Sad saga of conference center
Now, I don’t want to rehash whether or not we need one. I personally vacillate between sometimes believing it will be our salvation and otherwise thinking it will be an additional burden on our road toward financial demise.
What I’m laying out here in the next three columns is a lot of information that I bet you don’t know, and then asking what we should do about it. I’m calling it the mini-series.
Last November, we voted to allow the town to start collecting taxes for the purpose of building a conference facility. That doesn’t mean we voted to build one – we just agreed to collect the tax. Confused? That’s only the beginning.
We were led to believe that we would be partnering with Vail Resorts through their donation of property known as the Holy Cross site. But we voted before that land had been legally bound to the project. Now technically, the wording on the ballot did not state a location. And maybe it wouldn’t be a problem if it weren’t for the fact that it was clear in the minds of all the voters whom I polled that the site we were talking about was Holy Cross and the words “partnership with VRI” were key to their support.

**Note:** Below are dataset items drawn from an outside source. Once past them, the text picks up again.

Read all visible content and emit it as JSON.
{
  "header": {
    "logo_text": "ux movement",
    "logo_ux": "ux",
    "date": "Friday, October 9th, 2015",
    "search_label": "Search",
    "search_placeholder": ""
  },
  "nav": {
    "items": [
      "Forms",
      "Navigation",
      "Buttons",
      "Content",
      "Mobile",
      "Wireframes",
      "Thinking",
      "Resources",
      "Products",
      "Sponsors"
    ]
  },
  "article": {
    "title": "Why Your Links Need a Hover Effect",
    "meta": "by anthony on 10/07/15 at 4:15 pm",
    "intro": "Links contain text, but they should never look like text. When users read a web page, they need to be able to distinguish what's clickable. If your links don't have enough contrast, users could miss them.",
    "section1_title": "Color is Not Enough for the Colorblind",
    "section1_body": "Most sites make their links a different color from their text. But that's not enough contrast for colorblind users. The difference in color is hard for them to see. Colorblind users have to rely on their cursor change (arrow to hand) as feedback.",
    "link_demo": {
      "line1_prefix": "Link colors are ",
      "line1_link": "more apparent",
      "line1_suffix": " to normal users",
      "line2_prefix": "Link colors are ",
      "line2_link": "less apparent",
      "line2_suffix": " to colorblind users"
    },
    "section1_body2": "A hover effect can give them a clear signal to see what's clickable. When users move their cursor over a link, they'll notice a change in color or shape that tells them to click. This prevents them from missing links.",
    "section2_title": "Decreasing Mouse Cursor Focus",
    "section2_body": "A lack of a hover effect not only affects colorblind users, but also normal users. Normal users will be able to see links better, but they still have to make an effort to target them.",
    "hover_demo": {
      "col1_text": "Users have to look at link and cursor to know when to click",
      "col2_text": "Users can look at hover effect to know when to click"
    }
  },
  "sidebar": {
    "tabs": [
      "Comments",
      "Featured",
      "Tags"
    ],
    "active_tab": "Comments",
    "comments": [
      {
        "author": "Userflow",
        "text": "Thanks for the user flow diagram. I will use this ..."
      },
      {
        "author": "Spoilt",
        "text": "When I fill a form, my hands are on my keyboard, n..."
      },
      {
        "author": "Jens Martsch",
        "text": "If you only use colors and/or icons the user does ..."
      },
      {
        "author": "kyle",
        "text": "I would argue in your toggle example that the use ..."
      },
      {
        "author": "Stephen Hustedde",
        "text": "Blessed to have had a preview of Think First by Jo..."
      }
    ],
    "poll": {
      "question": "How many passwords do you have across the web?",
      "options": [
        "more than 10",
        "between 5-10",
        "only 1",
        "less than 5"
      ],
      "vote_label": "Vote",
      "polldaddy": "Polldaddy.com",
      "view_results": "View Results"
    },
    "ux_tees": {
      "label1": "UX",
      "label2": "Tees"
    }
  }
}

Question 1: How did our elected officials allow a ballot initiative to move forward to collect money to build a facility when no site was secured? I was dumb struck last week when one of them told me that it was our responsibility as voters to ferret out this information. It was not their responsibility to provide it. Excuuuuuse me?
To the polls we went and in support we were, so now problem one was place. On to problem two. We now had the opportunity to partially clear things up. The discussion arose after the election as to when to start collection of the approved taxes. It was suggested that we postpone collections until after a site was finally secured. “Oh no!” cried the Town Council. The staff chimed in that it was easiest to start collections at the beginning of the year. “Why?” was asked with no satisfactory response. Anyone with a cash register knows it doesn’t matter when you reprogram it.

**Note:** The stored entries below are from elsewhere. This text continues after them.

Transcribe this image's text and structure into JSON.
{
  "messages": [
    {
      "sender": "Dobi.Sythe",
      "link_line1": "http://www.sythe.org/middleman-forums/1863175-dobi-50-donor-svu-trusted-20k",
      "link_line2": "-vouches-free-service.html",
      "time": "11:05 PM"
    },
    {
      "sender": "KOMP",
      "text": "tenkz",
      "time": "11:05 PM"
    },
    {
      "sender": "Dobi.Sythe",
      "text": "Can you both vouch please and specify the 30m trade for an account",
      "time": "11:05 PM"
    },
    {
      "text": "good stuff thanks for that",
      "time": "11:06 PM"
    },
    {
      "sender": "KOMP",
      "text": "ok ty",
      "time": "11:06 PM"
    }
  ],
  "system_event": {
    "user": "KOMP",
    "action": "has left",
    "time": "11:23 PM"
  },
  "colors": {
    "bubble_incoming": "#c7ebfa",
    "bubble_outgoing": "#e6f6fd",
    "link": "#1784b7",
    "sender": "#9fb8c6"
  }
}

But nonetheless, collect Jan. 1 was the decision. It was asked: What would happen if the project didn’t move forward for lack of a site or any other reason?
Believe it or not, here was the answer: First, we will need some of that money for studies and design costs, etc. But here’s the best part. ANY REMAINING MONEY WOULD HAVE TO BE RETURNED. You heard me. Returned. To whom? To those that collected it and then to those from whom it was collected. The Grind has collected taxes that would have to be returned to The Grind who would in turn have to get it back to the customer. I’ve almost scratched my head bald thinking about that scenario.
Ergo, Question 2: Why would we start collecting funds for a building that is homeless? Why do we always get the cart before the horse?
So now we’re trying to get the cart and the horse where they should have been in the first place. Easier said than done. Why isn’t the Holy Cross site a done deal? Seems there is confusion as to who said what to whom, what they meant by what they said, or what they really meant to say in the first place.
So where are we right now? We voted for something that was clearly unclear in its presentation and we’re collecting the tax when there’s STILL no place to put it. Was it illegal? Probably not. Was it misleading? Most assuredly so. With malicious intent? Doubtful; probably more like manipulative intent. All I know is that if you don’t have all of the pertinent facts, you can’t possibly make an intelligent decision.
Whose job is it to supply the voting public with those facts? I have an opinion and thus follows my conclusion for Rule No. 2: Elected officials need to communicate with their constituents and keep them informed.
So what’s the next step? What happened to the Holy Cross site? Why has it not been secured? Is it still available? If not there, what next? But don’t you really want to know why not there?
You’ve only heard part one. Stay tuned until next week while we proceed with the mini-series titled “The Conven-ooops-Conference Facility in the Happy Valley.” Keep this column close at hand for reference. It gets curiouser and curiouser. But you’ll need two Valiums. To be continued …
Updates: Parked cars on the Frontage Road: none on Friday; 287 on Saturday; and none on Sunday.
Additionally, in discussing parking at the March 11 Vail Chamber meeting, an idea was tossed out that may not be real popular but must be considered. If the community is truly intent on limiting discounted pass holders to the non-busy times, it’s only fair to include the merchant pass holders.
Until a new structure is erected, ALL members of the community should participate in finding a solution. How about restricting Saturdays? Think about it. It’d only be temporary.
Kaye Ferry of Vail writes a weekly column for the Daily.